The release of tax paid by 554 large Australian public companies and 985 foreign-owned corporates provided the first direct public confirmation of cash tax payments by the country's largest taxpayers, headed by BHP Billiton, which paid $4.1 billion, Rio Tinto ($3.5 billion) and the four big banks, which paid a total $9.5 billion.
Among the technology companies, Apple and Microsoft's tax figures were in line with what they told the Senate inquiry into corporate tax avoidance earlier this year. Google told the Senate its pre-tax income was $58.7 million with tax payable of $11.7 million based on its 2014 calendar year, the ATO data showed $90.9 million of taxable income and tax payable of $9.2 million, perhaps reflecting a different period.
Toshiba, Capgemini Australia, Citrix Systems, Acer, Nokia Solutions and Networks, Alcatel-Lucent and Hewlett-Packard all paid zero tax.
In a statement, Tax Commissioner Chris Jordan accused some multinational companies of being "overly aggressive in the way they structure their operations", but cautioned that "no tax paid does not necessarily mean tax avoidance".
In total 579 companies paid no tax, reflecting difficult trading conditions for miners, manufacturers and agricultural companies. The worst performers were foreign banks, with 45 per cent failing to break even. "There are some reasons why it would be some companies are not paying tax at all, particularly in circumstances where there might be losses," Assistant Treasurer Kelly O'Dwyer said.
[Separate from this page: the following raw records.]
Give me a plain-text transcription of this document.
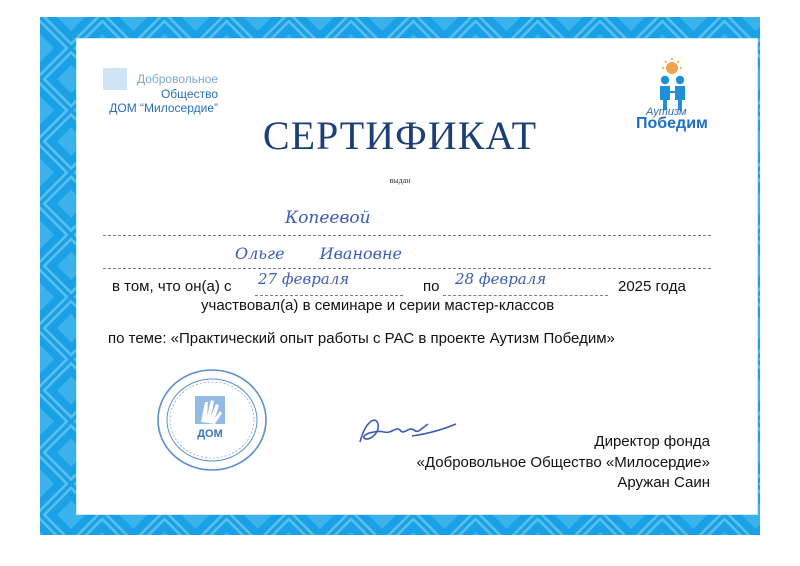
Добровольное
Общество
ДОМ “Милосердие”	Аутизм
Победим
СЕРТИФИКАТ
выдан
Копеевой
Ольге Ивановне
в том, что он(а) с 27 февраля	по 28 февраля	2025 года
участвовал(а) в семинаре и серии мастер-классов
по теме: «Практический опыт работы с РАС в проекте Аутизм Победим»
ДОМ	Директор фонда
«Добровольное Общество «Милосердие»
Аружан Саин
Troubled gas company Santos paid 11 per cent based on its taxable income, which was quite a bit lower than the 34 per cent "effective tax rate" disclosed in its statutory accounts.
In a statement Santos ascribed the anomaly to differences between accounting standards and tax law, in particular unrealised foreign currency movements and a $624 million capex deduction that reduced taxable income to $27 million.
Taxes too high argument
Biotechnology company CSL, which is building its newest manufacturing plant in Switzerland after arguing taxes in Australia are too high, paid no tax on a total revenue of $2.1 billion and taxable income of $130 million. CSL chief financial officer Gordon Naylor has used the Swiss decision to demonstrate the need for a special 10 per cent tax rate for advanced manufacturers operating in Australia.
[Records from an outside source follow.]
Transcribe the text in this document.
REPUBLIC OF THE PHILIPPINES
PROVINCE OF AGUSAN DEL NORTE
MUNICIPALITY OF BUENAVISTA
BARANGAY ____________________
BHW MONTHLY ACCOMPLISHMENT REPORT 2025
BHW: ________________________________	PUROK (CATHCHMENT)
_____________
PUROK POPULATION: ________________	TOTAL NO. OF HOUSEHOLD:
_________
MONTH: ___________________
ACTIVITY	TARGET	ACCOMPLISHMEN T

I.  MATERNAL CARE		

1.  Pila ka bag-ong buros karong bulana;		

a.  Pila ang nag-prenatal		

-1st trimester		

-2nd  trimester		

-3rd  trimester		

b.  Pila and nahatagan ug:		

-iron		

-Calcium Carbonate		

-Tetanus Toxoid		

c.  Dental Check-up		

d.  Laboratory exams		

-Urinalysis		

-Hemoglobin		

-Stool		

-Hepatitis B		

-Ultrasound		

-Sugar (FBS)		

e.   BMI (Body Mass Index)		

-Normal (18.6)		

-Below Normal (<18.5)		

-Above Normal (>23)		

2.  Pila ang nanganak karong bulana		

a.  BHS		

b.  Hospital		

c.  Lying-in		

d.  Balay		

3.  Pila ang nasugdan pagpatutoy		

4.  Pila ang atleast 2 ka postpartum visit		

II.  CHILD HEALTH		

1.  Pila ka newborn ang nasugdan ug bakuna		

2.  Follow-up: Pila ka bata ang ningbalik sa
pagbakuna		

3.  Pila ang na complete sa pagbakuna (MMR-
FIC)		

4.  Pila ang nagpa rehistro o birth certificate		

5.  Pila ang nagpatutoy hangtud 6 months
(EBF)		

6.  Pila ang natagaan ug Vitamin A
"Corporate income tax is a critical part of the Australian social contract," said former treasurer Wayne Swan, who introduced the tax transparency legislation in 2013.
"Assuming conservatively that 10 per cent of corporate revenue is lost due to aggressive minimisation and evasion, at a minimum, the cumulative cost to the budget is $26 billion over four years," he said.
The ATO release also showed BHP Billiton was the only Australian miner to pay the Mining Resource Rent Tax last year, contributing more than half of the $288 million raised. Australia's largest iron ore miner, Rio Tinto, paid zero MRRT.
Besides the $153.7 million paid by BHP Billiton, all of the rest was paid by Japanese miners Mitsui ($72.7 million) Itochu ($40.8 million) and consortiums including Mitsui, Nippon Steel and Sumitomo ($20.7 million).
Separately, BHP Billiton paid $967.8 million in Petroleum Resource Rent Tax, which again was more than half of the $1.77 billion raised by the PRRT.
Esso Australia Resources was the other major PRRT payer, contributing $538.5 million.